Today, the United States has the largest prison population in the world. Following deindustrialization in the late 20th century, lawmakers responded to the decrease in jobs and correlated increase in crime with policies of mass incarceration. These policies disproportionally affected the poor and marginalized. In 2004, the lifetime risk of imprisonment for Black men was estimated to be 28.5% compared to just 4.4% for White men.
Monopolization and deindustrialization destroyed jobs across the nation. In 1910, Black farmers accounted for approximately 14% of all farmers in the United States, however that number would fall due to discriminatory lending practices. Over a century later — when Black Americans constitute over 13% of the U.S. population — Black farmers make up less than 2% of US farmers and own less than 1% of all American farmland. In the latest COVID-19 relief bill, $5 billion is earmarked for Black farmers.
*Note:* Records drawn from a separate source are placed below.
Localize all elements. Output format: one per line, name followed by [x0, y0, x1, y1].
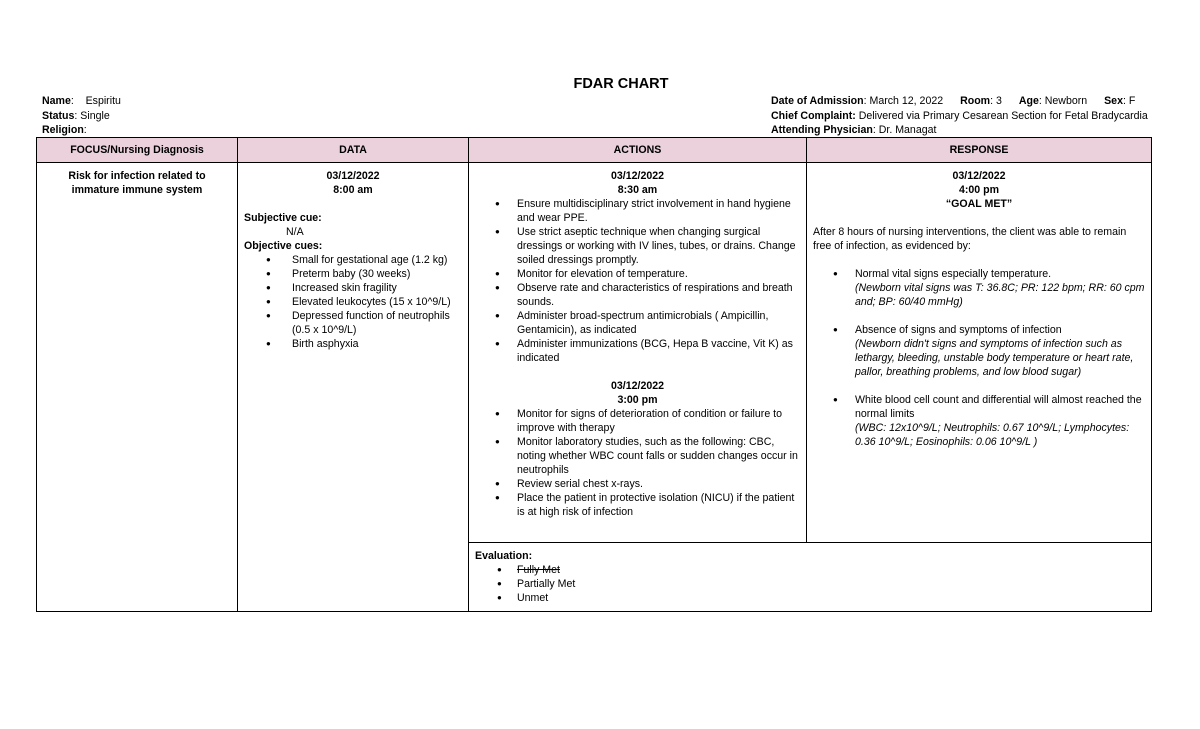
action-date: 03/12/2022 — [610, 170, 665, 182]
room-number: 3 — [995, 95, 1002, 107]
list-item: ● Review serial chest x-rays. — [475, 477, 800, 491]
list-item: ● Elevated leukocytes (15 x 10^9/L) — [244, 295, 462, 309]
response-item-text: ● White blood cell count and differential will almost reached the normal limits — [855, 394, 1142, 420]
list-item: ● Use strict aseptic technique when changing surgical dressings or working with IV lines, tubes, or drains. Change soiled dressings promptly. — [475, 225, 800, 267]
header-focus: FOCUS/Nursing Diagnosis — [37, 138, 238, 163]
list-item: ● Place the patient in protective isolation (NICU) if the patient is at high risk of infection — [475, 491, 800, 519]
focus-line: Risk for infection related to — [68, 170, 206, 182]
evaluation-option: ● Fully Met — [475, 563, 1145, 577]
patient-info-right — [771, 94, 1148, 138]
objective-label: Objective cues: — [244, 240, 323, 252]
response-cell — [807, 163, 1152, 543]
patient-name: Espiritu — [85, 95, 121, 107]
patient-sex: F — [1128, 95, 1136, 107]
name-row: Name: Espiritu — [42, 95, 121, 107]
action-list-1 — [475, 197, 800, 365]
list-item: ● Depressed function of neutrophils (0.5 x 10^9/L) — [244, 309, 462, 337]
patient-info-left — [42, 94, 121, 138]
data-date: 03/12/2022 — [326, 170, 380, 182]
action-time: 8:30 am — [617, 184, 658, 196]
response-item-detail: (Newborn vital signs was T: 36.8C; PR: 122 bpm; RR: 60 cpm and; BP: 60/40 mmHg) — [855, 282, 1145, 308]
religion-row: Religion: — [42, 124, 87, 136]
subjective-label: Subjective cue: — [244, 212, 322, 224]
response-item-text: ● Normal vital signs especially temperature. — [855, 268, 1052, 280]
action-time: 3:00 pm — [617, 394, 658, 406]
focus-line: immature immune system — [71, 184, 203, 196]
list-item: ● Monitor for elevation of temperature. — [475, 267, 800, 281]
focus-cell — [37, 163, 238, 612]
admission-row: Date of Admission: March 12, 2022 Room: 3 Age: Newborn Sex: F — [771, 95, 1136, 107]
header-row — [37, 138, 1152, 163]
list-item: ● Increased skin fragility — [244, 281, 462, 295]
list-item: ● Monitor laboratory studies, such as the following: CBC, noting whether WBC count falls or sudden changes occur in neutrophils — [475, 435, 800, 477]
evaluation-option: ● Unmet — [475, 591, 1145, 605]
chief-complaint: Delivered via Primary Cesarean Section for Fetal Bradycardia — [858, 109, 1148, 122]
response-intro: After 8 hours of nursing interventions, the client was able to remain free of infection, as evidenced by: — [813, 226, 1127, 252]
admission-date: March 12, 2022 — [869, 95, 944, 107]
response-item-detail: (Newborn didn't signs and symptoms of infection such as lethargy, bleeding, unstable body temperature or heart rate, pallor, breathing problems, and low blood sugar) — [855, 338, 1134, 378]
subjective-value: N/A — [286, 226, 304, 238]
response-item-detail: (WBC: 12x10^9/L; Neutrophils: 0.67 10^9/L; Lymphocytes: 0.36 10^9/L; Eosinophils: 0.06 10^9/L ) — [855, 422, 1130, 448]
list-item — [813, 393, 1145, 449]
data-time: 8:00 am — [333, 184, 373, 196]
response-status: “GOAL MET” — [945, 198, 1013, 210]
response-time: 4:00 pm — [958, 184, 1000, 196]
header-actions: ACTIONS — [469, 138, 807, 163]
response-date: 03/12/2022 — [952, 170, 1006, 182]
response-item-text: ● Absence of signs and symptoms of infection — [855, 324, 1062, 336]
action-date: 03/12/2022 — [610, 380, 665, 392]
list-item: ● Monitor for signs of deterioration of condition or failure to improve with therapy — [475, 407, 800, 435]
header-response: RESPONSE — [807, 138, 1152, 163]
actions-cell — [469, 163, 807, 543]
list-item: ● Birth asphyxia — [244, 337, 462, 351]
evaluation-label: Evaluation: — [475, 550, 533, 562]
entry-row — [37, 163, 1152, 543]
list-item: ● Observe rate and characteristics of respirations and breath sounds. — [475, 281, 800, 309]
patient-status: Single — [80, 109, 110, 122]
evaluation-options — [475, 563, 1145, 605]
list-item: ● Small for gestational age (1.2 kg) — [244, 253, 462, 267]
list-item — [813, 267, 1145, 309]
attending-physician: Dr. Managat — [878, 124, 937, 136]
page-title: FDAR CHART — [573, 76, 669, 92]
list-item: ● Ensure multidisciplinary strict involvement in hand hygiene and wear PPE. — [475, 197, 800, 225]
evaluation-option: ● Partially Met — [475, 577, 1145, 591]
objective-list — [244, 253, 462, 351]
complaint-row: Chief Complaint: Delivered via Primary Cesarean Section for Fetal Bradycardia — [771, 109, 1148, 122]
response-list — [813, 267, 1145, 449]
fdar-table — [36, 137, 1152, 612]
list-item: ● Administer immunizations (BCG, Hepa B vaccine, Vit K) as indicated — [475, 337, 800, 365]
data-cell — [238, 163, 469, 612]
list-item: ● Preterm baby (30 weeks) — [244, 267, 462, 281]
patient-age: Newborn — [1044, 95, 1088, 107]
evaluation-cell — [469, 543, 1152, 612]
header-data: DATA — [238, 138, 469, 163]
list-item — [813, 323, 1145, 379]
physician-row: Attending Physician: Dr. Managat — [771, 124, 937, 136]
action-list-2 — [475, 407, 800, 519]
status-row: Status: Single — [42, 109, 110, 122]
list-item: ● Administer broad-spectrum antimicrobials ( Ampicillin, Gentamicin), as indicated — [475, 309, 800, 337]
Author of the 2010 book The New Jim Crow, civil rights lawyer Michelle Alexander explains, “The school-to-prison pipeline is another metaphor—a good one for explaining how children are funneled directly from schools into prison. Instead of schools being a pipeline to opportunity, schools are feeding our prisons.”
Renaldo Hudson, a recently released inmate, explained, “Most states do not have death sentences. But being incarcerated can be a death sentence if you die inside. They’re putting people in body bags.”